Persecution, and which group faces more, is another subject entirely and a debate I'd be more than willing to have with you. but if you think that members of the majority suffer more persecution than those of the minority, I don't think you understand human nature very well.
I say ENOUGH of the pointing fingers and defensive posturing.
Join together and view the creation around us to see the struggle of life, to see the wonders of the processes that give us life and the world we live in and marvel in the complexity and beauty of it all.
The butterfly must struggle from its chrysalis to pump blood into the wings for it to survive.
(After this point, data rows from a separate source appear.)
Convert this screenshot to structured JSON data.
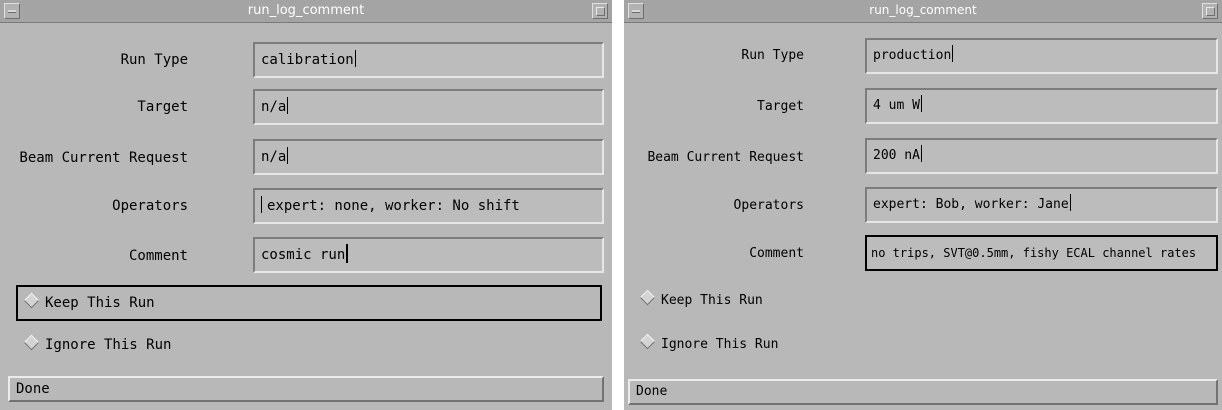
{
  "windows": [
    {
      "title": "run_log_comment",
      "fields": [
        {
          "label": "Run Type",
          "value": "calibration"
        },
        {
          "label": "Target",
          "value": "n/a"
        },
        {
          "label": "Beam Current Request",
          "value": "n/a"
        },
        {
          "label": "Operators",
          "value": "expert: none, worker: No shift"
        },
        {
          "label": "Comment",
          "value": "cosmic run"
        }
      ],
      "options": [
        {
          "label": "Keep This Run"
        },
        {
          "label": "Ignore This Run"
        }
      ],
      "done_label": "Done"
    },
    {
      "title": "run_log_comment",
      "fields": [
        {
          "label": "Run Type",
          "value": "production"
        },
        {
          "label": "Target",
          "value": "4 um W"
        },
        {
          "label": "Beam Current Request",
          "value": "200 nA"
        },
        {
          "label": "Operators",
          "value": "expert: Bob, worker: Jane"
        },
        {
          "label": "Comment",
          "value": "no trips, SVT@0.5mm, fishy ECAL channel rates"
        }
      ],
      "options": [
        {
          "label": "Keep This Run"
        },
        {
          "label": "Ignore This Run"
        }
      ],
      "done_label": "Done"
    }
  ]
}
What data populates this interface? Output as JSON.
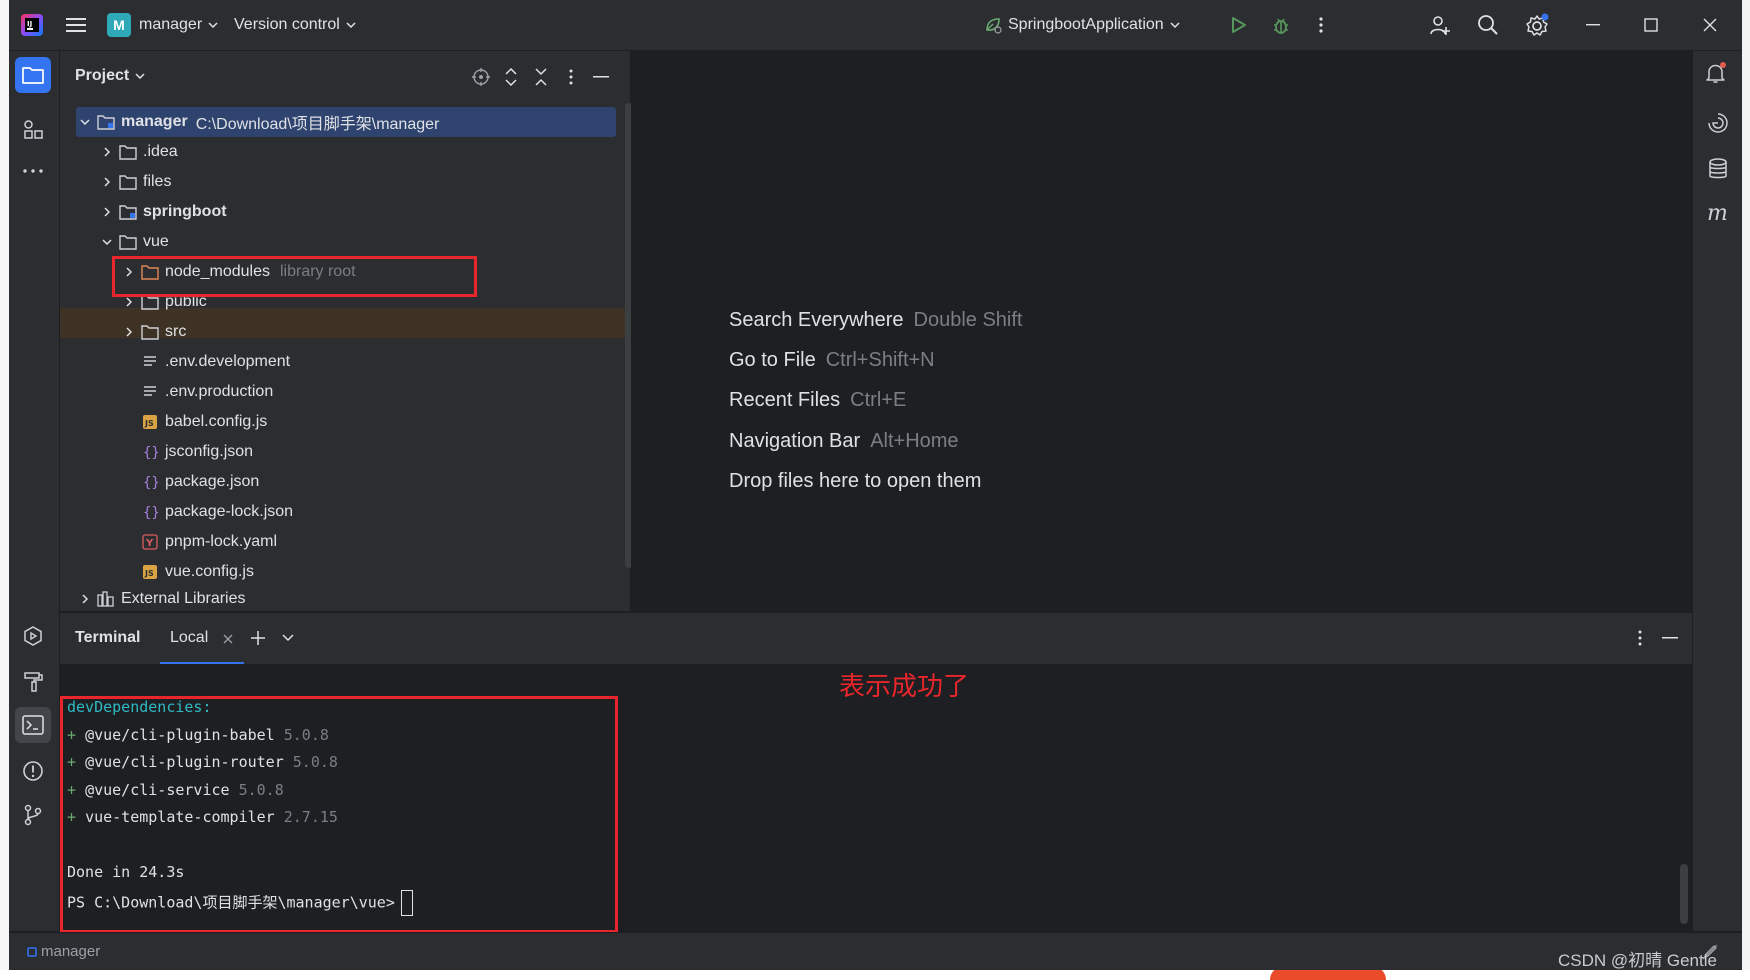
{
  "titlebar": {
    "project_badge": "M",
    "project_name": "manager",
    "version_control": "Version control",
    "run_config": "SpringbootApplication"
  },
  "project_panel": {
    "title": "Project",
    "tree": [
      {
        "label": "manager",
        "path": "C:\\Download\\项目脚手架\\manager",
        "bold": true
      },
      {
        "label": ".idea"
      },
      {
        "label": "files"
      },
      {
        "label": "springboot",
        "bold": true
      },
      {
        "label": "vue"
      },
      {
        "label": "node_modules",
        "hint": "library root"
      },
      {
        "label": "public"
      },
      {
        "label": "src"
      },
      {
        "label": ".env.development"
      },
      {
        "label": ".env.production"
      },
      {
        "label": "babel.config.js"
      },
      {
        "label": "jsconfig.json"
      },
      {
        "label": "package.json"
      },
      {
        "label": "package-lock.json"
      },
      {
        "label": "pnpm-lock.yaml"
      },
      {
        "label": "vue.config.js"
      },
      {
        "label": "External Libraries"
      }
    ]
  },
  "welcome": [
    {
      "label": "Search Everywhere",
      "key": "Double Shift"
    },
    {
      "label": "Go to File",
      "key": "Ctrl+Shift+N"
    },
    {
      "label": "Recent Files",
      "key": "Ctrl+E"
    },
    {
      "label": "Navigation Bar",
      "key": "Alt+Home"
    },
    {
      "label": "Drop files here to open them",
      "key": ""
    }
  ],
  "terminal": {
    "title": "Terminal",
    "tab": "Local",
    "header": "devDependencies:",
    "deps": [
      {
        "plus": "+",
        "name": "@vue/cli-plugin-babel",
        "version": "5.0.8"
      },
      {
        "plus": "+",
        "name": "@vue/cli-plugin-router",
        "version": "5.0.8"
      },
      {
        "plus": "+",
        "name": "@vue/cli-service",
        "version": "5.0.8"
      },
      {
        "plus": "+",
        "name": "vue-template-compiler",
        "version": "2.7.15"
      }
    ],
    "done": "Done in 24.3s",
    "prompt": "PS C:\\Download\\项目脚手架\\manager\\vue>"
  },
  "annotation": "表示成功了",
  "statusbar": {
    "project": "manager"
  },
  "watermark": "CSDN @初晴 Gentle"
}
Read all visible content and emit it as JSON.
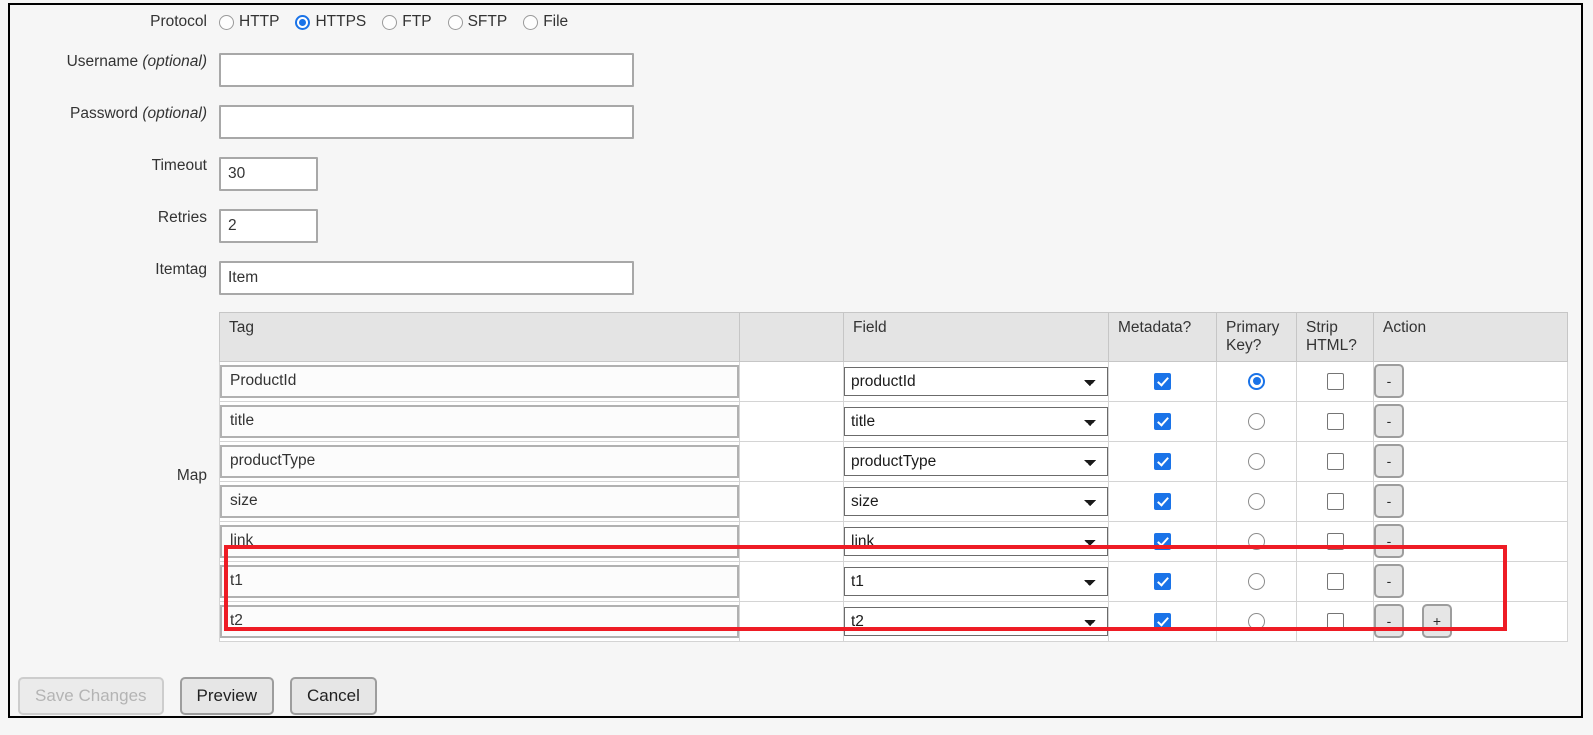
{
  "protocol": {
    "label": "Protocol",
    "options": [
      {
        "label": "HTTP",
        "selected": false
      },
      {
        "label": "HTTPS",
        "selected": true
      },
      {
        "label": "FTP",
        "selected": false
      },
      {
        "label": "SFTP",
        "selected": false
      },
      {
        "label": "File",
        "selected": false
      }
    ]
  },
  "fields": {
    "username": {
      "label": "Username",
      "hint": "(optional)",
      "value": ""
    },
    "password": {
      "label": "Password",
      "hint": "(optional)",
      "value": ""
    },
    "timeout": {
      "label": "Timeout",
      "value": "30"
    },
    "retries": {
      "label": "Retries",
      "value": "2"
    },
    "itemtag": {
      "label": "Itemtag",
      "value": "Item"
    }
  },
  "map": {
    "label": "Map",
    "columns": [
      "Tag",
      "",
      "Field",
      "Metadata?",
      "Primary Key?",
      "Strip HTML?",
      "Action"
    ],
    "column_headers": {
      "tag": "Tag",
      "spacer": "",
      "field": "Field",
      "metadata": "Metadata?",
      "primary_key": "Primary Key?",
      "strip_html": "Strip HTML?",
      "action": "Action"
    },
    "rows": [
      {
        "tag": "ProductId",
        "field": "productId",
        "metadata": true,
        "primary_key": true,
        "strip_html": false,
        "remove_label": "-",
        "add_label": null,
        "highlighted": false
      },
      {
        "tag": "title",
        "field": "title",
        "metadata": true,
        "primary_key": false,
        "strip_html": false,
        "remove_label": "-",
        "add_label": null,
        "highlighted": false
      },
      {
        "tag": "productType",
        "field": "productType",
        "metadata": true,
        "primary_key": false,
        "strip_html": false,
        "remove_label": "-",
        "add_label": null,
        "highlighted": false
      },
      {
        "tag": "size",
        "field": "size",
        "metadata": true,
        "primary_key": false,
        "strip_html": false,
        "remove_label": "-",
        "add_label": null,
        "highlighted": false
      },
      {
        "tag": "link",
        "field": "link",
        "metadata": true,
        "primary_key": false,
        "strip_html": false,
        "remove_label": "-",
        "add_label": null,
        "highlighted": false
      },
      {
        "tag": "t1",
        "field": "t1",
        "metadata": true,
        "primary_key": false,
        "strip_html": false,
        "remove_label": "-",
        "add_label": null,
        "highlighted": true
      },
      {
        "tag": "t2",
        "field": "t2",
        "metadata": true,
        "primary_key": false,
        "strip_html": false,
        "remove_label": "-",
        "add_label": "+",
        "highlighted": true
      }
    ]
  },
  "buttons": {
    "save": {
      "label": "Save Changes",
      "disabled": true
    },
    "preview": {
      "label": "Preview",
      "disabled": false
    },
    "cancel": {
      "label": "Cancel",
      "disabled": false
    }
  },
  "colors": {
    "accent": "#1a73e8",
    "highlight": "#ee1c25",
    "header_bg": "#e4e4e4",
    "page_bg": "#f6f6f6"
  }
}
From the butterfly's point of view the struggle is everything for it to live.
The path of least resistance gives us beautiful waterfalls and etched canyons and rich fertile sediment on which life can survive.
My viewpoint has validity to me because it is my viewpoint just as your viewpoint has validity to you.
I do not judge your viewpoint to be less valid than mine. Why is mine any less valid than yours?
There was no effort to understand my analogy or consider it. There was no effort to discuss that possibility.
Instead their was a defensive posture which implies to me a fear of attack which was certainly not my intent.
I was relating the whole issue to the analogy of a writer and his story hoping that those here, as intellectual writers could understand from the common point of view of the science and art of writing.
One must always have the an empty cup to continue to learn and not stagnate in intellectual and emotional pride and arrogance.
I agree every viewpoint is valid, in that it could be potentially true, but that doesn't mean that every viewpoint is equally likely. The fact is, the evidence gathered by science shows that our universe is capable of being a closed system without the need for a god. There isn't anything solid that has ever been observed by humanity while accounting for confirmation bias and other human-observational fallibility that necessitates the existence of god. That is why god remains an ad hoc hypothesis, despite the fact that he/she/it could very well still exist, thus drastically lowering the likelihood of his existence (which I think is what Hawking was trying to say after muddling through it for this long).
Now, I don't have a problem with people who believe in unlikely things except when they misrepresent the odds and make a virtue of their faith. Certainty leads to lack of change, and if there's one thing that the past 3.5 billion years since abiogenesis has shown, it's that change is the engine of progress.